The campaign was held in response to the ACMA’s concerns about widespread non-compliance with marketing obligations by members of the real estate sector. The ACMA wrote to more than forty head offices of leading real estate franchisors and companies in 2009, informing them of key obligations and providing links to online training and resources to increase awareness of legal obligations and of the consequences of non-compliance.
‘It is disappointing that some real estate agents do not appear to have taken the opportunity to understand the requirements for complying with the Spam Act,’ Mr Cheah said.
The ACMA has a tiered approach to compliance and enforcement. While education is the first step, stronger enforcement action will be used if compliance is not achieved.
‘Real estate agents should consider themselves to be on notice,’ Mr Cheah added. ‘Members of the industry need to understand that, even when they are dealing with potential buyers on a one-to-one basis, these interactions are commercial and they need to comply with spam and telemarketing laws.’

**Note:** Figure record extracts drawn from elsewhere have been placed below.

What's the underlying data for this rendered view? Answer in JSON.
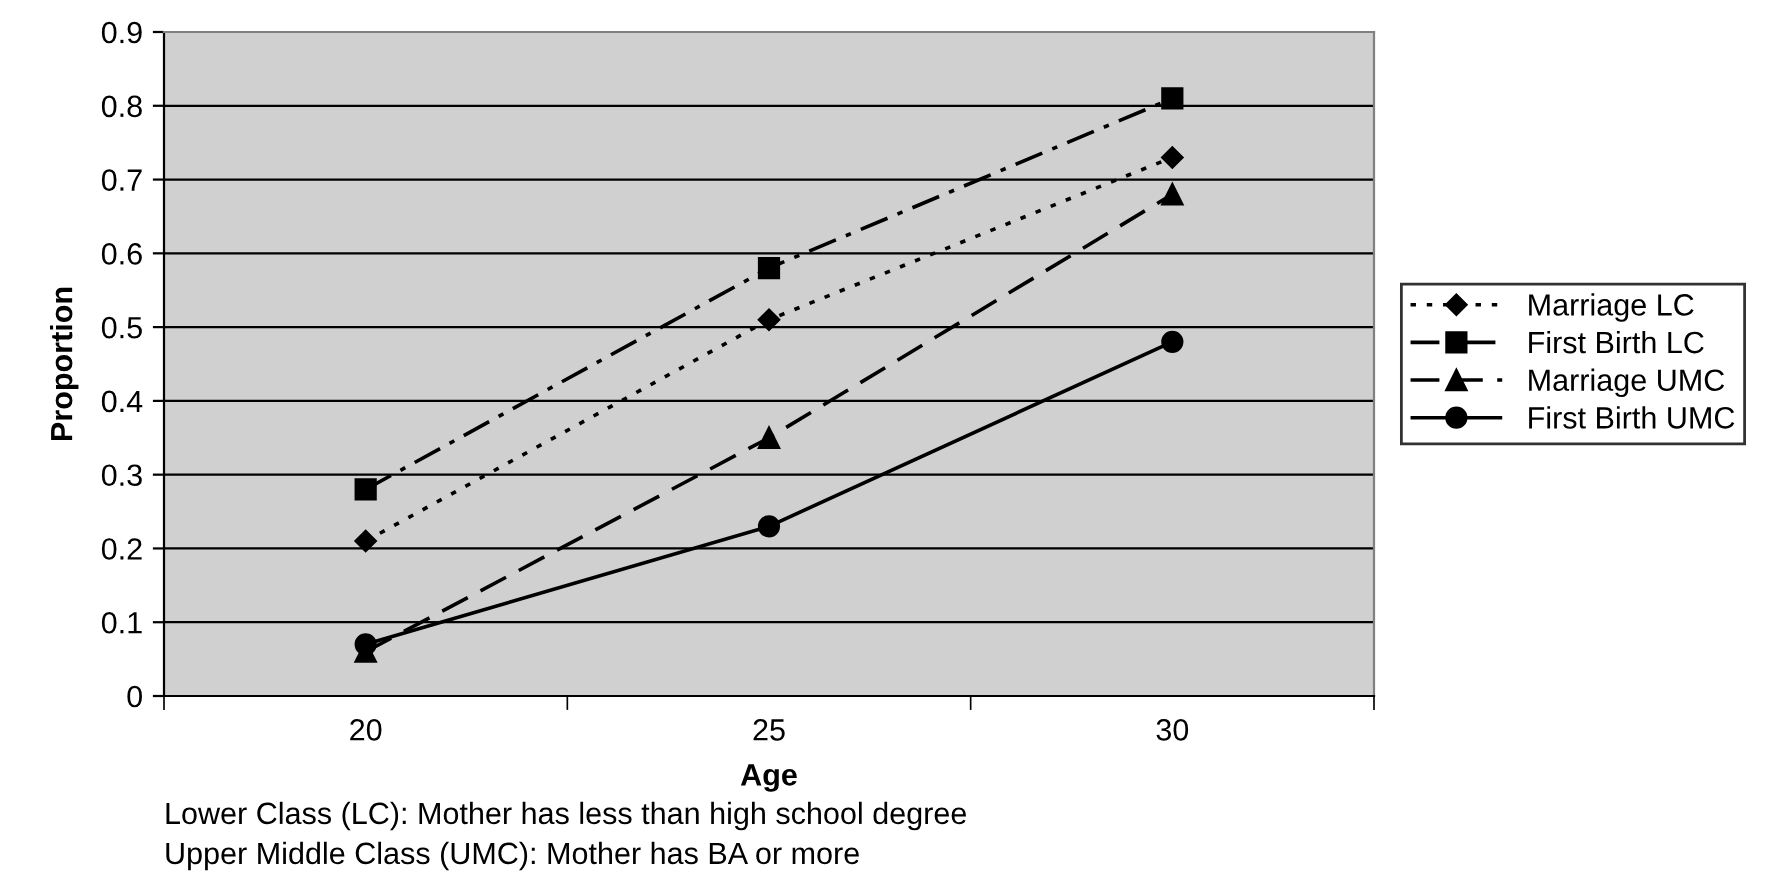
{
  "chart_data": {
    "type": "line",
    "xlabel": "Age",
    "ylabel": "Proportion",
    "categories": [
      "20",
      "25",
      "30"
    ],
    "series": [
      {
        "name": "Marriage LC",
        "color": "#000000",
        "values": [
          0.21,
          0.51,
          0.73
        ],
        "marker": "diamond",
        "line_style": "dotted"
      },
      {
        "name": "First Birth LC",
        "color": "#000000",
        "values": [
          0.28,
          0.58,
          0.81
        ],
        "marker": "square",
        "line_style": "dashdot"
      },
      {
        "name": "Marriage UMC",
        "color": "#000000",
        "values": [
          0.06,
          0.35,
          0.68
        ],
        "marker": "triangle",
        "line_style": "dashed"
      },
      {
        "name": "First Birth UMC",
        "color": "#000000",
        "values": [
          0.07,
          0.23,
          0.48
        ],
        "marker": "circle",
        "line_style": "solid"
      }
    ],
    "ylim": [
      0,
      0.9
    ],
    "yticks": [
      0,
      0.1,
      0.2,
      0.3,
      0.4,
      0.5,
      0.6,
      0.7,
      0.8,
      0.9
    ],
    "grid": "y",
    "legend": "right",
    "annotations": [
      "Lower Class (LC): Mother has less than high school degree",
      "Upper Middle Class (UMC): Mother has BA or more"
    ]
  }
}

Commercial electronic messages must be sent with the recipient’s consent and include a statement that the recipient can use an electronic address, provided in the message, to send an unsubscribe request. During the course of this investigation, the ACMA identified messages sent by Elders Real Estate Wollongong that did not contain unsubscribe wording to this effect.

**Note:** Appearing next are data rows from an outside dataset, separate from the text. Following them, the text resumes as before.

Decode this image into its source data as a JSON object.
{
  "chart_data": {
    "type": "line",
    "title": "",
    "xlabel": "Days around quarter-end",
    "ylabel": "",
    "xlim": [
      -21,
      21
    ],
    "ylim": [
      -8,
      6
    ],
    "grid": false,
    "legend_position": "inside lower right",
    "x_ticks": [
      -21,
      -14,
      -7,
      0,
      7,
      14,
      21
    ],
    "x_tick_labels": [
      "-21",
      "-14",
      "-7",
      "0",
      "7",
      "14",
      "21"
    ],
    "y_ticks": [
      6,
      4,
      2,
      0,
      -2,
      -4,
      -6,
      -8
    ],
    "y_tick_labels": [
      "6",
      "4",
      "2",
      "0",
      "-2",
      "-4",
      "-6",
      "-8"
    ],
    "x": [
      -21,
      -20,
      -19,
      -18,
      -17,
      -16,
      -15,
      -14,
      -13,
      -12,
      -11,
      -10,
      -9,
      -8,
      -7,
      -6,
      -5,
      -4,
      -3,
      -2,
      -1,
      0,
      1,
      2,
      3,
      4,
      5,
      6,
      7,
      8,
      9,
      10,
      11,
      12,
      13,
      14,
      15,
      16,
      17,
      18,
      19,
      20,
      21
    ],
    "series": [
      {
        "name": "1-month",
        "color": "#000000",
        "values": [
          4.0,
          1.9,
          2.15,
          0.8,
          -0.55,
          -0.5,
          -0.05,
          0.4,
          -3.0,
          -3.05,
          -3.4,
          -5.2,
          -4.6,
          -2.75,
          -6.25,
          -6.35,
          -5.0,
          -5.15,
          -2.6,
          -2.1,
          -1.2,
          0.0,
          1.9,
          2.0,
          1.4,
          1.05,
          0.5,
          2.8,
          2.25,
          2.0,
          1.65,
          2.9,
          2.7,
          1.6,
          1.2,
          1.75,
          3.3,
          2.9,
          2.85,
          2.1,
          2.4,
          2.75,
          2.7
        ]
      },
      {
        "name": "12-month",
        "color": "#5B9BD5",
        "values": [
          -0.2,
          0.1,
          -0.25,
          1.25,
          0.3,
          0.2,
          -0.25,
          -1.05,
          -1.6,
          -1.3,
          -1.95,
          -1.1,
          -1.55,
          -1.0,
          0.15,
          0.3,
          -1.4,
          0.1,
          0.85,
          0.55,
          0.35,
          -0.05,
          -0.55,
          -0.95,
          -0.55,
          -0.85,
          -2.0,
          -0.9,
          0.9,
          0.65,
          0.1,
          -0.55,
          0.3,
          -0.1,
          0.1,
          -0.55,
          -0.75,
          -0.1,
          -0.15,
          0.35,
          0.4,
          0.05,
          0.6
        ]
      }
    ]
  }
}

The ACMA has taken a wide range of enforcement action against non-compliant ‘spammers’ in the last twelve months, including recent action in the Federal Court which resulted in significant penalties being imposed on both individuals and companies.
Under the Spam Act, potential penalties of up to $1.1 million per day may be imposed by the Federal Court for repeat offenders
If people are receiving commercial electronic messages for which they have not provided consent, or have been unable to unsubscribe themselves from a mailing list, complaints can be made at www.spam.acma.gov.au or by calling the ACMA on 1300 855 180.
Media contact: Donald Robertson, Media Manager, on (02) 9334 7980.
The Spam Act 2003 regulates unsolicited commercial electronic messages in Australia. Commercial electronic messages can be emails, SMS messages, MMS messages, instant messaging messages or any other similar messages.
The Act sets out that commercial electronic messages must have the following features:
- Consent – it must be sent with the recipient’s consent. They may give express consent, or consent may be inferred from their conduct and ‘existing business or other relationships’;
- Identify – it must contain clear and accurate information about the person or organisation that authorised the sending of the message; and
- Unsubscribe – it must contain a functional ‘unsubscribe’ facility to allow the recipient to opt out from receiving message from that source in the future.
The penalty provisions of the legislation came into force in 2004. At that time Australia was tenth in the ranking of spam-relaying countries for email spam, according to the Sophos list. For the 2008 calendar year, Australia had fallen to 32nd.
The Act provides a range of enforcement options and the ACMA determines an appropriate action on a case-by-case basis. Formal warnings are used by the ACMA to indicate concerns about alleged contraventions and allow for the business or individual to take compliance action to prevent any future contraventions.